Io sono il cetriolo dio tuo Qui mondo

Dall’Inghilterra l’ultima follia della contemporaneità: il veganesimo come religione. Norwich non è solo una bella sfilata di colorate casette sul Wensum, a un centinaio di miglia da Londra. Il capoluogo del Norfolk, in Inghilterra, ha da oggi un’attrattiva in più. La possibilità d’aprirsi a una nuova fede. Un tribunale locale ha emesso una sentenza originale, come spesso capita agl’inglesi, riconoscendo a un tale il diritto di professare il veganesino come religione. Dunque l’impossibilità d’essere discriminato (e licenziato) per tale fede.
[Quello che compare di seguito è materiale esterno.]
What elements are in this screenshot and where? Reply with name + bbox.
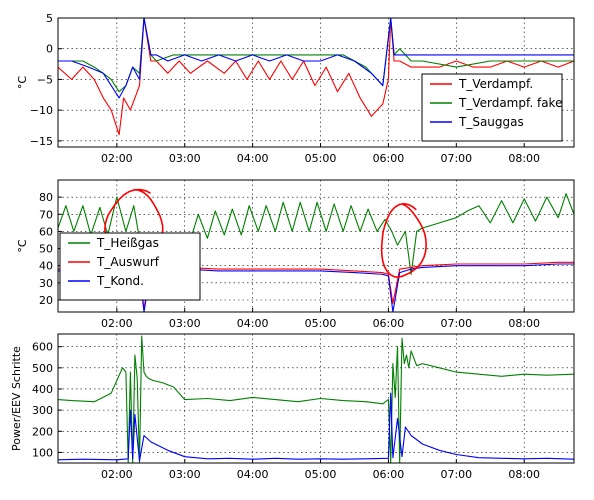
y-axis-label: Power/EEV Schritte xyxy=(10,346,23,451)
y-tick-label: 500 xyxy=(32,362,53,375)
x-tick-label: 07:00 xyxy=(440,468,472,481)
y-tick-label: −5 xyxy=(37,73,53,86)
y-tick-label: −10 xyxy=(30,104,53,117)
axes-frame xyxy=(57,17,575,148)
x-tick-label: 08:00 xyxy=(508,468,540,481)
series-line-t-sauggas xyxy=(58,18,574,99)
y-tick-label: 40 xyxy=(39,260,53,273)
legend-label: T_Kond. xyxy=(96,274,144,288)
y-tick-label: 600 xyxy=(32,341,53,354)
y-tick-label: 20 xyxy=(39,294,53,307)
annotation-circle xyxy=(380,202,428,278)
x-tick-label: 03:00 xyxy=(169,468,201,481)
x-tick-label: 08:00 xyxy=(508,152,540,165)
panel-hotgas-temperatures: 20 30 40 50 60 70 80 02:00 03:00 04:00 05:00 06:00 0… xyxy=(16,179,575,330)
x-tick-label: 05:00 xyxy=(305,152,337,165)
legend-label: T_Verdampf. fake xyxy=(458,96,562,110)
y-axis-label: °C xyxy=(16,76,29,90)
x-tick-label: 02:00 xyxy=(101,317,133,330)
y-tick-label: 400 xyxy=(32,383,53,396)
y-tick-label: 300 xyxy=(32,404,53,417)
x-tick-label: 08:00 xyxy=(508,317,540,330)
series-line-1 xyxy=(58,335,574,463)
series-line-t-verdampf-fake xyxy=(58,18,574,93)
axes-frame xyxy=(57,333,575,464)
series-line-2 xyxy=(58,392,574,462)
x-tick-label: 04:00 xyxy=(237,317,269,330)
x-tick-label: 02:00 xyxy=(101,468,133,481)
y-tick-label: 30 xyxy=(39,277,53,290)
y-axis-label: °C xyxy=(16,239,29,253)
legend-label: T_Sauggas xyxy=(458,115,524,129)
legend-label: T_Auswurf xyxy=(96,255,160,269)
x-tick-label: 04:00 xyxy=(237,152,269,165)
x-tick-label: 02:00 xyxy=(101,152,133,165)
legend: T_Heißgas T_Auswurf T_Kond. xyxy=(59,232,201,301)
x-tick-label: 06:00 xyxy=(373,317,405,330)
x-tick-label: 03:00 xyxy=(169,152,201,165)
legend: T_Verdampf. T_Verdampf. fake T_Sauggas xyxy=(421,73,563,142)
y-tick-label: 100 xyxy=(32,446,53,459)
y-tick-label: 200 xyxy=(32,425,53,438)
y-tick-label: −15 xyxy=(30,135,53,148)
y-tick-label: 80 xyxy=(39,191,53,204)
x-tick-label: 06:00 xyxy=(373,468,405,481)
y-tick-label: 70 xyxy=(39,208,53,221)
x-tick-label: 04:00 xyxy=(237,468,269,481)
y-tick-label: 60 xyxy=(39,225,53,238)
legend-label: T_Heißgas xyxy=(96,236,159,250)
panel-power-eev: 100 200 300 400 500 600 02:00 03:00 04:00 05:00 06… xyxy=(10,333,575,481)
x-tick-label: 05:00 xyxy=(305,468,337,481)
x-tick-label: 06:00 xyxy=(373,152,405,165)
x-tick-label: 07:00 xyxy=(440,152,472,165)
panel-evaporator-temperatures: −15 −10 −5 0 5 02:00 03:00 04:00 05:00 06:00 07:00… xyxy=(16,12,575,165)
axes-frame xyxy=(57,179,575,313)
x-tick-label: 05:00 xyxy=(305,317,337,330)
y-tick-label: 50 xyxy=(39,243,53,256)
y-tick-label: 0 xyxy=(46,43,53,56)
x-tick-label: 07:00 xyxy=(440,317,472,330)
legend-label: T_Verdampf. xyxy=(458,77,533,91)
x-tick-label: 03:00 xyxy=(169,317,201,330)
y-tick-label: 5 xyxy=(46,12,53,25)
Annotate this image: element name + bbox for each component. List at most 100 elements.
Coltivatori in campana: nell’orto potreste trovarvi schiere d’adoratori di rape e pomodori, e guai a dire che voi gli ortaggi li mangiate e basta, correreste il rischio d’essere accusati di sacrilegio se la sentenza della cittadina inglese è destinata a fare scuola. È certo prematuro prepararsi al mantra: io sono il cetriolo dio tuo, non avrai altro dio all’infuori di me, ma sorge qualche perplessità. Non tanto di fede ché, al fondo, ognuno è libero d’adorare chi vuole, un pezzo di legno in croce, un sasso piovuto dal cielo o un rotolo di cartapecora muffa come un baccello, se non danneggia nessuno oltre sé stesso. La perplessità è piuttosto su quanto il veganesimo deragli nel farsi tendenza, al punto d’essere sintomo di malattia mentale più che stile di vita salutista.

Un timore non eccessivo, viste le cronache che registrano a Nuoro il ricovero d’un bimbo sottonutrito perché costretto dai genitori a una dieta vegana, o l’altro morto in Florida, a diciotto mesi, perché nutrito a frutta e verdure crude. O, di contro, quel tale che s’è messo a divorare scoiattoli davanti a un food market vegano di Soho, a Londra, per protesta al credo d’ogni buon veganiano che rifiuta di cibarsi di carne come d’ogni altro alimento di derivazione animale, siano uova o latte. Non sarà un cetriolo a salvare le nostre anime o la Gran Bretagna dalla Brexit, ma intanto il cetriolo ha smesso d’infilarsi in quel posto all’ortolano per rimbalzare nel didietro un po’ di tutti.